When you need a Pittsburgh workers' comp lawyer
If your claim is accepted and your checks arrive on time, you may not need a lawyer at first. But the moment the insurer denies your claim, stops your wage checks, sends you to its own doctor, disputes that the injury is work-related, or pushes a settlement at you, a Pittsburgh workers' comp lawyer changes the balance of power. The fee is capped at 20% and only comes out of what they win for you.
Pennsylvania's system has strict, unforgiving deadlines and a process run through the state Bureau of Workers' Compensation. A lawyer who handles these claims before the Pittsburgh workers' comp judges knows how to keep your benefits flowing and how to value a settlement before you sign one.
Talk to a Pittsburgh workers' comp lawyer if any of the following describes your situation.
- Your claim was denied or your wage-loss checks suddenly stopped.

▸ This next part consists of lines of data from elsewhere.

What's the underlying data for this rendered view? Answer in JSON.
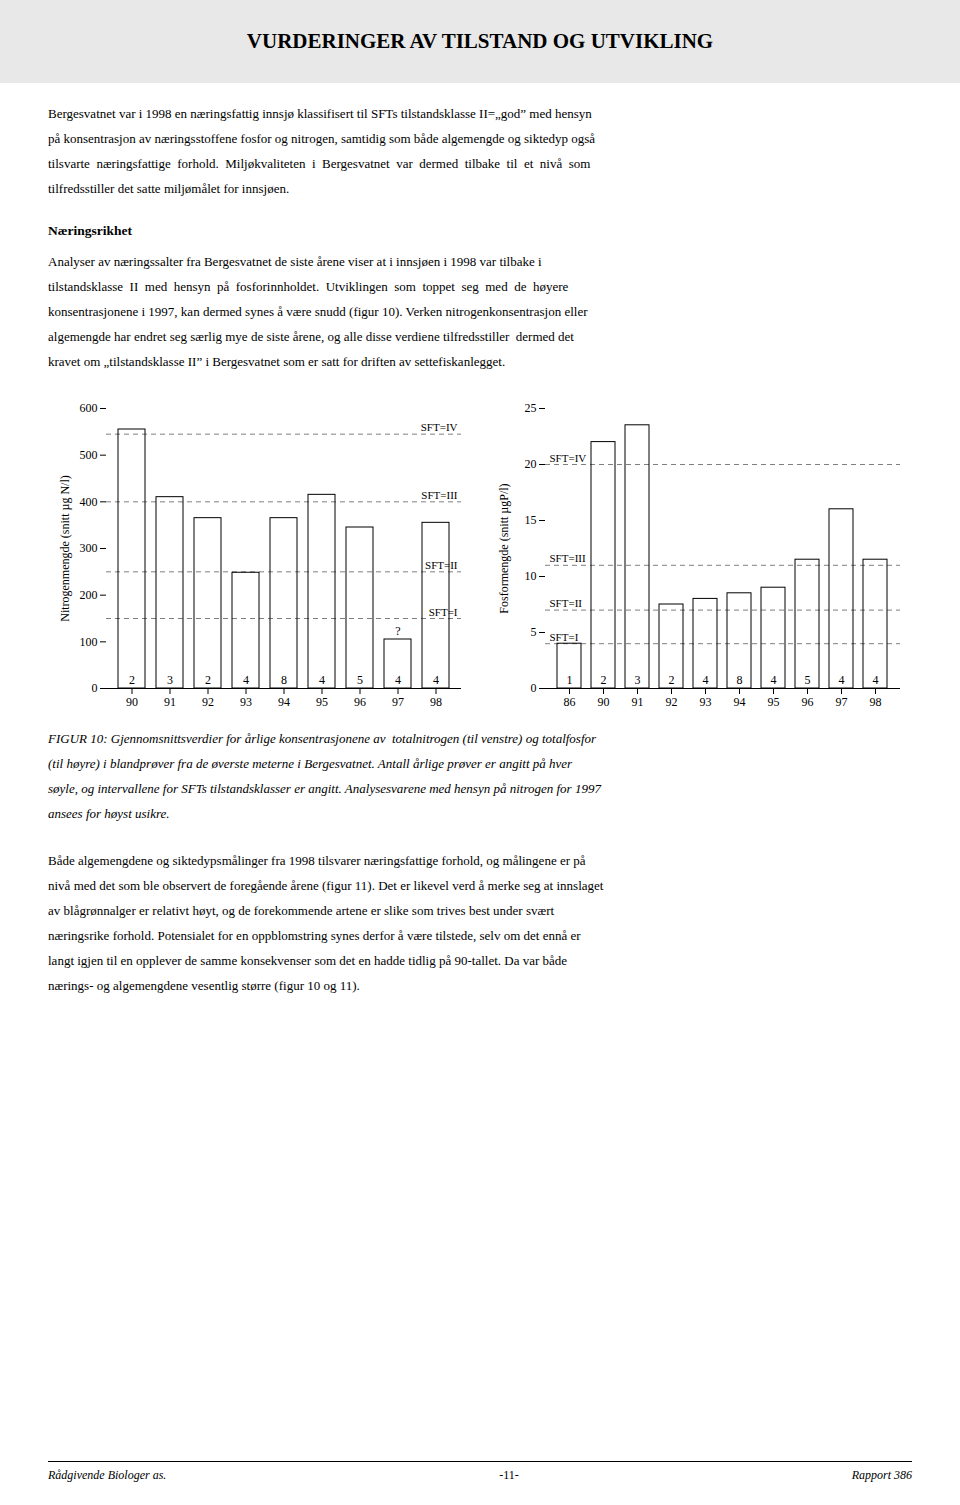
{
  "title": "VURDERINGER AV TILSTAND OG UTVIKLING",
  "paragraph_1": [
    "Bergesvatnet var i 1998 en næringsfattig innsjø klassifisert til SFTs tilstandsklasse II=„god” med hensyn",
    "på konsentrasjon av næringsstoffene fosfor og nitrogen, samtidig som både algemengde og siktedyp også",
    "tilsvarte  næringsfattige  forhold.  Miljøkvaliteten  i  Bergesvatnet  var  dermed  tilbake  til  et  nivå  som",
    "tilfredsstiller det satte miljømålet for innsjøen."
  ],
  "heading": "Næringsrikhet",
  "paragraph_2": [
    "Analyser av næringssalter fra Bergesvatnet de siste årene viser at i innsjøen i 1998 var tilbake i",
    "tilstandsklasse  II  med  hensyn  på  fosforinnholdet.  Utviklingen  som  toppet  seg  med  de  høyere",
    "konsentrasjonene i 1997, kan dermed synes å være snudd (figur 10). Verken nitrogenkonsentrasjon eller",
    "algemengde har endret seg særlig mye de siste årene, og alle disse verdiene tilfredsstiller  dermed det",
    "kravet om „tilstandsklasse II” i Bergesvatnet som er satt for driften av settefiskanlegget."
  ],
  "caption": [
    "FIGUR 10: Gjennomsnittsverdier for årlige konsentrasjonene av  totalnitrogen (til venstre) og totalfosfor",
    "(til høyre) i blandprøver fra de øverste meterne i Bergesvatnet. Antall årlige prøver er angitt på hver",
    "søyle, og intervallene for SFTs tilstandsklasser er angitt. Analysesvarene med hensyn på nitrogen for 1997",
    "ansees for høyst usikre."
  ],
  "paragraph_3": [
    "Både algemengdene og siktedypsmålinger fra 1998 tilsvarer næringsfattige forhold, og målingene er på",
    "nivå med det som ble observert de foregående årene (figur 11). Det er likevel verd å merke seg at innslaget",
    "av blågrønnalger er relativt høyt, og de forekommende artene er slike som trives best under svært",
    "næringsrike forhold. Potensialet for en oppblomstring synes derfor å være tilstede, selv om det ennå er",
    "langt igjen til en opplever de samme konsekvenser som det en hadde tidlig på 90-tallet. Da var både",
    "nærings- og algemengdene vesentlig større (figur 10 og 11)."
  ],
  "footer": [
    "Rådgivende Biologer as.",
    "-11-",
    "Rapport 386"
  ],
  "chart_data": [
    {
      "type": "bar",
      "ylabel": "Nitrogenmengde (snitt µg N/l)",
      "categories": [
        "90",
        "91",
        "92",
        "93",
        "94",
        "95",
        "96",
        "97",
        "98"
      ],
      "values": [
        555,
        410,
        365,
        248,
        365,
        415,
        345,
        105,
        355
      ],
      "counts": [
        "2",
        "3",
        "2",
        "4",
        "8",
        "4",
        "5",
        "4",
        "4"
      ],
      "ylim": [
        0,
        600
      ],
      "yticks": [
        0,
        100,
        200,
        300,
        400,
        500,
        600
      ],
      "reference_lines": [
        {
          "y": 545,
          "label": "SFT=IV"
        },
        {
          "y": 400,
          "label": "SFT=III"
        },
        {
          "y": 250,
          "label": "SFT=II"
        },
        {
          "y": 150,
          "label": "SFT=I"
        }
      ],
      "annotations": [
        {
          "category": "97",
          "text": "?"
        }
      ],
      "color": "white",
      "grid": false
    },
    {
      "type": "bar",
      "ylabel": "Fosformengde (snitt µgP/l)",
      "categories": [
        "86",
        "90",
        "91",
        "92",
        "93",
        "94",
        "95",
        "96",
        "97",
        "98"
      ],
      "values": [
        4.0,
        22.0,
        23.5,
        7.5,
        8.0,
        8.5,
        9.0,
        11.5,
        16.0,
        11.5
      ],
      "counts": [
        "1",
        "2",
        "3",
        "2",
        "4",
        "8",
        "4",
        "5",
        "4",
        "4"
      ],
      "ylim": [
        0,
        25
      ],
      "yticks": [
        0,
        5,
        10,
        15,
        20,
        25
      ],
      "reference_lines": [
        {
          "y": 20,
          "label": "SFT=IV"
        },
        {
          "y": 11,
          "label": "SFT=III"
        },
        {
          "y": 7,
          "label": "SFT=II"
        },
        {
          "y": 4,
          "label": "SFT=I"
        }
      ],
      "color": "white",
      "grid": false
    }
  ]
}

- The insurer says your injury is not work-related or is only partly covered.
- You were sent to the company doctor and disagree with being released to work.
- You received a Notice of Ability to Return to Work or a modified-job offer.
- The insurer offered you a lump-sum Compromise and Release settlement.
- You have a permanent impairment or cannot go back to your old job.
- Your employer is pressuring you not to file or is treating you differently after you reported.
- You are unsure whether you reported the injury in time.
- A third party (not your employer) may have caused your injury.
- You simply want someone to check that the insurer is paying you the right amount.
How a Pittsburgh workers' comp case actually moves
Step 1: report the injury to your employer in writing, ideally within 21 days and never later than 120 days. Step 2: get medical care; for the first 90 days you may have to treat with a provider from your employer's posted panel if the list is valid. Step 3: the insurer accepts or denies the claim. Step 4: if it is denied or your checks stop, your lawyer files a claim petition or penalty petition with the Bureau of Workers' Compensation. Step 5: hearings before a Pittsburgh workers' compensation judge, with depositions of the doctors. Step 6: a decision, a negotiated Compromise and Release settlement, or an appeal to the Workers' Compensation Appeal Board. Litigated cases often take several months to over a year, while many resolve by settlement once the medical picture is clear.
What this typically costs in Pittsburgh
WCJ-approved
Fee must be approved
Pennsylvania caps a workers' compensation attorney's fee at 20% of the benefits or settlement the lawyer obtains, and a workers' compensation judge must approve the fee. You pay nothing up front, and the fee comes out of your recovery, not your pocket. Case costs such as medical records and the cost of deposing doctors are usually advanced by the firm. Because the fee is capped and contingent, hiring a lawyer rarely reduces your net recovery once they protect benefits the insurer was trying to cut. Always confirm the 20% figure and how costs are handled, in writing.
What is specific about Pennsylvania workers' comp
- Report within 21 days. Tell your employer about a work injury as soon as possible. Reporting within 21 days protects your full benefits from the date of injury, and you have at most 120 days to give notice or you can lose the claim entirely.
- 20% fee cap. Pennsylvania caps the attorney's fee at 20% of what is recovered, and a workers' compensation judge must approve it. That is lower than the contingency fee in most injury cases.
- Employer's panel doctors. If your employer posted a valid list of providers, you may have to treat within that panel for the first 90 days. After 90 days you can generally switch to your own doctor.
- Compromise and Release. Most cases that settle do so through a Compromise and Release, a lump-sum agreement approved by a judge that usually closes out future wage and sometimes medical benefits. Have a lawyer value it before you sign, because it is hard to undo.
- Bureau and the Pittsburgh judges. Claims run through the Pennsylvania Bureau of Workers' Compensation, and Pittsburgh-area disputes are heard by local workers' compensation judges, with appeals going to the Workers' Compensation Appeal Board.